MySQL Bugs: #2904: Subqueries lack optimization

Bug #2904	Subqueries lack optimization
Submitted:	20 Feb 2004 7:05	Modified:	14 Jan 2020 20:21
Reporter:	Joao Santos	Email Updates:
Status:	Closed	Impact on me:	None
Category:	MySQL Server: Optimizer	Severity:	S4 (Feature request)
Version:	5.0.0-alpha	OS:	Any
Assigned to:		CPU Architecture:	Any
Tags:	performance, subquery

Description:
I don't know how you are handling results returned by subqueries but I guess something is not being done as it should since I can get a better performance (hundreds of times faster in this example) with a properly locked temporary table than with a subquery.

Although I can still use a workaround, a better optimization on subqueries would be nice.

How to repeat:
I have two tables: one with a few PIDs and another with an history of events logged for each PID (called procs (with procs.id being the primary key) and events (with events.proc_id being a logical foreign key for procs.id) respectively).

The following queries look semanticaly the same (at least for me, if I am not getting crazy) but the second group runs way faster:

First group (all-in-one query):
mysql> select count(*) as count from (select procs.id, q1.proc_id from procs left join (select distinct proc_id from events where msg = 'MSG_LOJA_CONF_LEVANT_ARTIGO') as q1 on procs.id = q1.proc_id where q1.proc_id is null) as q1;
+-------+
| count |
+-------+
| 22263 |
+-------+
1 row in set (4 min 6.82 sec)

Second group (using locked temporary tables):
mysql> lock tables procs read, events read, procs_tmp write;
Query OK, 0 rows affected (0.00 sec)

mysql> insert into procs_tmp select distinct proc_id from events where msg = 'MSG_LOJA_CONF_LEVANT_ARTIGO';
Query OK, 23523 rows affected (0.97 sec)
Records: 23523  Duplicates: 0  Warnings: 0

mysql> select count(*) as count from (select procs.id, procs_tmp.id from procs left join procs_tmp on procs.id = procs_tmp.id where procs_tmp.id is null) as q1;
+-------+
| count |
+-------+
| 22263 |
+-------+
1 row in set (0.36 sec)

mysql> unlock tables;
Query OK, 0 rows affected (0.01 sec)

Suggested fix:
I may be simplifying things too much, but why not load the results from the subquery into the memory as if it was a regular table and then requerying them?

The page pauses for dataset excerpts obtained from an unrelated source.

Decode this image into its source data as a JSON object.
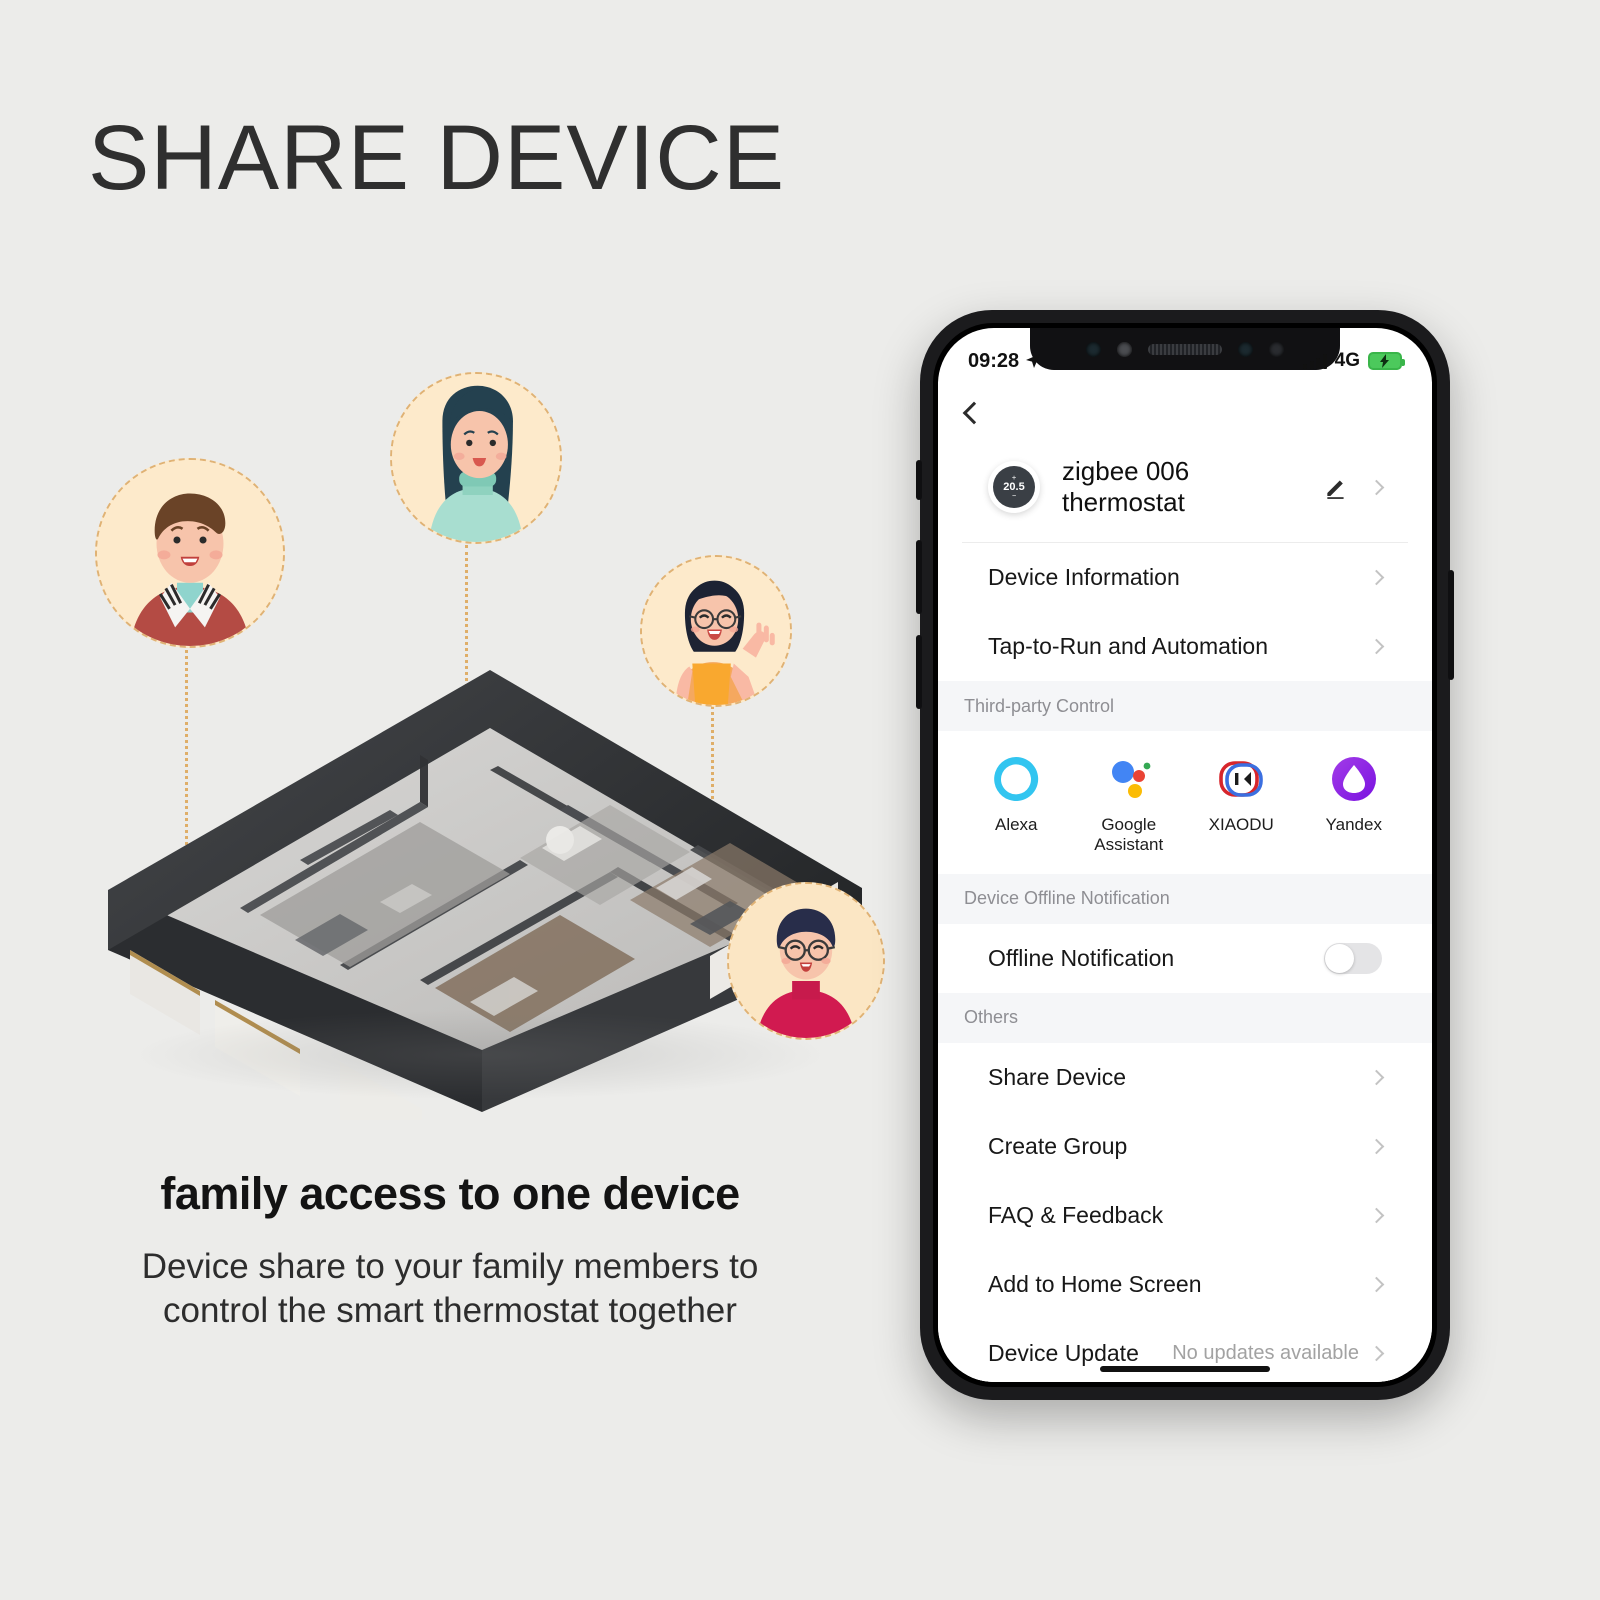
{
  "page": {
    "headline": "SHARE DEVICE",
    "caption_title": "family access to one device",
    "caption_line1": "Device share to your family members to",
    "caption_line2": "control the smart thermostat together",
    "background_color": "#ececea",
    "accent_dash_color": "#dfae68"
  },
  "illustration": {
    "house_name": "isometric-apartment-cutaway",
    "avatars": [
      {
        "name": "avatar-man-red-sweater",
        "alt": "smiling man with brown hair in red jacket"
      },
      {
        "name": "avatar-woman-long-hair",
        "alt": "woman with long dark hair in mint turtleneck"
      },
      {
        "name": "avatar-woman-glasses-waving",
        "alt": "woman with glasses in orange top waving"
      },
      {
        "name": "avatar-man-glasses-pink",
        "alt": "man with glasses in pink turtleneck"
      }
    ]
  },
  "phone": {
    "status_bar": {
      "time": "09:28",
      "location_icon": "location-arrow-icon",
      "network": "4G",
      "signal_icon": "signal-bars-icon",
      "battery_icon": "battery-charging-icon"
    },
    "nav": {
      "back_icon": "chevron-left-icon"
    },
    "device": {
      "thumbnail_temp": "20.5",
      "thumbnail_name": "thermostat-dial-icon",
      "name": "zigbee 006 thermostat",
      "edit_icon": "pencil-edit-icon",
      "chevron_icon": "chevron-right-icon"
    },
    "top_menu": [
      {
        "label": "Device Information",
        "icon": "chevron-right-icon"
      },
      {
        "label": "Tap-to-Run and Automation",
        "icon": "chevron-right-icon"
      }
    ],
    "third_party": {
      "section_title": "Third-party Control",
      "items": [
        {
          "label": "Alexa",
          "icon": "alexa-icon",
          "color": "#3bbbe8"
        },
        {
          "label": "Google\nAssistant",
          "label_l1": "Google",
          "label_l2": "Assistant",
          "icon": "google-assistant-icon",
          "color": "#4285f4"
        },
        {
          "label": "XIAODU",
          "icon": "xiaodu-icon",
          "color": "#d7262c"
        },
        {
          "label": "Yandex",
          "icon": "yandex-alice-icon",
          "color": "#8a2be2"
        }
      ]
    },
    "offline": {
      "section_title": "Device Offline Notification",
      "row_label": "Offline Notification",
      "toggle_state": "off"
    },
    "others": {
      "section_title": "Others",
      "items": [
        {
          "label": "Share Device",
          "value": "",
          "icon": "chevron-right-icon"
        },
        {
          "label": "Create Group",
          "value": "",
          "icon": "chevron-right-icon"
        },
        {
          "label": "FAQ & Feedback",
          "value": "",
          "icon": "chevron-right-icon"
        },
        {
          "label": "Add to Home Screen",
          "value": "",
          "icon": "chevron-right-icon"
        },
        {
          "label": "Device Update",
          "value": "No updates available",
          "icon": "chevron-right-icon"
        }
      ]
    },
    "home_indicator": "home-bar"
  }
}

It seems to be a join order issue, mostly.  A test case:

CREATE TABLE t1 ( a INT UNSIGNED NOT NULL PRIMARY KEY );

CREATE TABLE t2 LIKE t1;

INSERT INTO t1 SELECT a+b+c+d+1 FROM ( SELECT 0 AS a UNION SELECT 1 UNION SELECT 2 UNION SELECT 3 UNION SELECT 4 UNION SELECT 5 UNION SELECT 6 UNION SELECT 7 UNION SELECT 8 UNION SELECT 9 ) a CROSS JOIN ( SELECT 0 AS b UNION SELECT 10 UNION SELECT 20 UNION SELECT 30 UNION SELECT 40 UNION SELECT 50 UNION SELECT 60 UNION SELECT 70 UNION SELECT 80 UNION SELECT 90 ) b CROSS JOIN ( SELECT 0 AS c UNION SELECT 100 UNION SELECT 200 UNION SELECT 300 UNION SELECT 400 UNION SELECT 500 UNION SELECT 600 UNION SELECT 700 UNION SELECT 800 UNION SELECT 900 ) c CROSS JOIN ( SELECT 0 AS d UNION SELECT 1000 UNION SELECT 2000 UNION SELECT 3000 UNION SELECT 4000 UNION SELECT 5000 UNION SELECT 6000 UNION SELECT 7000 UNION SELECT 8000 UNION SELECT 9000 ) d;

INSERT INTO t2 SELECT a FROM t1 WHERE a % 2;

-- Both of these are fast
SELECT STRAIGHT_JOIN COUNT(*) FROM t1 INNER JOIN t2 USING (a);
SELECT STRAIGHT_JOIN COUNT(*) FROM t2 INNER JOIN t1 USING (a);

-- First is slow; second is fast
SELECT STRAIGHT_JOIN COUNT(*) FROM t1 INNER JOIN (SELECT a FROM t1 WHERE a %2) t2 USING (a);
SELECT STRAIGHT_JOIN COUNT(*) FROM (SELECT a FROM t1 WHERE a %2) t2 INNER JOIN t1 USING (a);

Posted by developer:
 
All of these operations are now consistently fast, hence I consider this feature implemented.
The feature that fixed this problem is probably subquery materialization with index generation.
Implemented in 5.7 (or maybe earlier).